Another issue actively being worked seeks to extend the time period from 12 months to 36 months for survivor investment of military death gratuity and Service members Group Life Insurance into a Roth Individual Retirement Account and/or Coverdell Education Savings Account. Vine said that senior leaders are actively engaging Congress to pass the needed legislation to make the issue a reality for Gold Star families.
An issue that affects Army civilians and family members being worked by Army Civilian Personnel involves increasing the 30-day creditable civil service career tenure break for all federally employed spouses of service members and federal employees to 180 days after resignation in conjunction with the relocation of their military or federal sponsor.
The issue requires no legislation or cost to implement.
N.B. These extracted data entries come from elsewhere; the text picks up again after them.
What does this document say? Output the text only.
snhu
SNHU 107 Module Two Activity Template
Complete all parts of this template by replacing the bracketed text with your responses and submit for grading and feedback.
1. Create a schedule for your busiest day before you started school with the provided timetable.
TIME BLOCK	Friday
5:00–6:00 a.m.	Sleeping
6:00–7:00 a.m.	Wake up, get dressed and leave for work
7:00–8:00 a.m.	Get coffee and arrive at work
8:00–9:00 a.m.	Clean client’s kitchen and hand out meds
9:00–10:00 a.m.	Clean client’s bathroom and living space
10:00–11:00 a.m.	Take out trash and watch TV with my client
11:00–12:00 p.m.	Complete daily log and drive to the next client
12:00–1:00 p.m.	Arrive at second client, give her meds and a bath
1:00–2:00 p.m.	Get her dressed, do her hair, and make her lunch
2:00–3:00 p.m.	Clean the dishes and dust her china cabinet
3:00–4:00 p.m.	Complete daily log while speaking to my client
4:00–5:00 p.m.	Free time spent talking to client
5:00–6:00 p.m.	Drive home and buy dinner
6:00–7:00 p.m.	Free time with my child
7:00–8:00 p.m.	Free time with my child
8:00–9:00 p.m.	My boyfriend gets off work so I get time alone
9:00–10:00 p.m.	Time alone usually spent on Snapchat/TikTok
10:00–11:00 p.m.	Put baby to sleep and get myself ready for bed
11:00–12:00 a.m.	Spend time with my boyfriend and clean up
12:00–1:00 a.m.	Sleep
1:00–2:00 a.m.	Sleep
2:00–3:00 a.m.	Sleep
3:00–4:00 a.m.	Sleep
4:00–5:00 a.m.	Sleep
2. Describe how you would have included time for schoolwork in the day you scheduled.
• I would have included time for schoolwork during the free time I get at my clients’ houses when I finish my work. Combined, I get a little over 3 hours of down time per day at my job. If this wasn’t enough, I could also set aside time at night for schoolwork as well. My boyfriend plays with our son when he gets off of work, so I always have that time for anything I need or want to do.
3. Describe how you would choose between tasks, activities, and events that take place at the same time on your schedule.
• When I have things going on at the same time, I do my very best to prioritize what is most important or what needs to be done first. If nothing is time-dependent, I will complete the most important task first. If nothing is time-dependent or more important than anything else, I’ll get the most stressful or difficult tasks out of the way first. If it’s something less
The Office of Personnel Management has submitted a public notice in the Federal Registry, which will be followed with changes to the Code of Federal Regulations. Resolution of this issue affects all federal employees, not just those in the Army. Vine said over 60 percent of AFAP issues reviewed at the GOSC benefit everyone in DOD at a minimum.
Another AFAP issue being actively worked seeks to implement a comprehensive source of behavioral health services -- to include psychiatrists, psychologists and social workers -- with "timely access to care" for children of all Soldiers, according to the Office of the Surgeon General's action plan that was briefed at the February GOSC.
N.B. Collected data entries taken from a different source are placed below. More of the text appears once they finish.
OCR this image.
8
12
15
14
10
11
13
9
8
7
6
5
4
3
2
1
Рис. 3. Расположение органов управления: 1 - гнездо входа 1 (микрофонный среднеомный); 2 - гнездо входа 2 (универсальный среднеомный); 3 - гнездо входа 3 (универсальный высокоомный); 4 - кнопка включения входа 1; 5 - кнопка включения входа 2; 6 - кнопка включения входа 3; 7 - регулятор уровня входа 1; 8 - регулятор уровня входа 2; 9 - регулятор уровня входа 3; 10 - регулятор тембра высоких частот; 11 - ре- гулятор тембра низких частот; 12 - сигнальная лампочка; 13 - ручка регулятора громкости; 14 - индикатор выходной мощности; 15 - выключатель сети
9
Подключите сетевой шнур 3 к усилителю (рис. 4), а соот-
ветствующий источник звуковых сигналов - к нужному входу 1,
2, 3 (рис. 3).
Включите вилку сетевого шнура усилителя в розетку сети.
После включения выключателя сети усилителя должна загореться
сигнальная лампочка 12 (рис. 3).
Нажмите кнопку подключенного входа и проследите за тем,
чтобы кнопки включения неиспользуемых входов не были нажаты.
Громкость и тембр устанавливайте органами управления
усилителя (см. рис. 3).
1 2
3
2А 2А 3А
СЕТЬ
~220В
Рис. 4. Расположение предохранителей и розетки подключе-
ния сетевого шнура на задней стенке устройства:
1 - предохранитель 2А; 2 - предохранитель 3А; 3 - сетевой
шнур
Over the years, issues submitted to the AFAP and resolved through the AFAP process have resulted in touching the lives of every segment of the Army family in a positive way, Vine said. A total of 692 issues entered into the AFAP for resolution resulted in 128 changes to legislation, 184 Army and Department of Defense policies, and more than 210 programs and services initiated or improved, such as -- transfer of Montgomery GI Bill benefits to dependents; creation of family readiness support assistants; creation of the Better Opportunities for Single Soldiers or BOSS Program; TRICARE for Life for Medicare eligible retirees; the Military Thrift Savings Plan; dental and vision insurance coverage for federal employees; 100 percent of child development programs being DoD certified and nationally accredited; and more.
AFAP is a tool to voice issues to Army leadership. It alerts them to areas of concern and allows them the opportunity to quickly put action plans into place to work toward resolving issues. The Army does not want to put Soldiers in a position of having to choose between the profession they love and the quality of life of the Families they love, Vine said.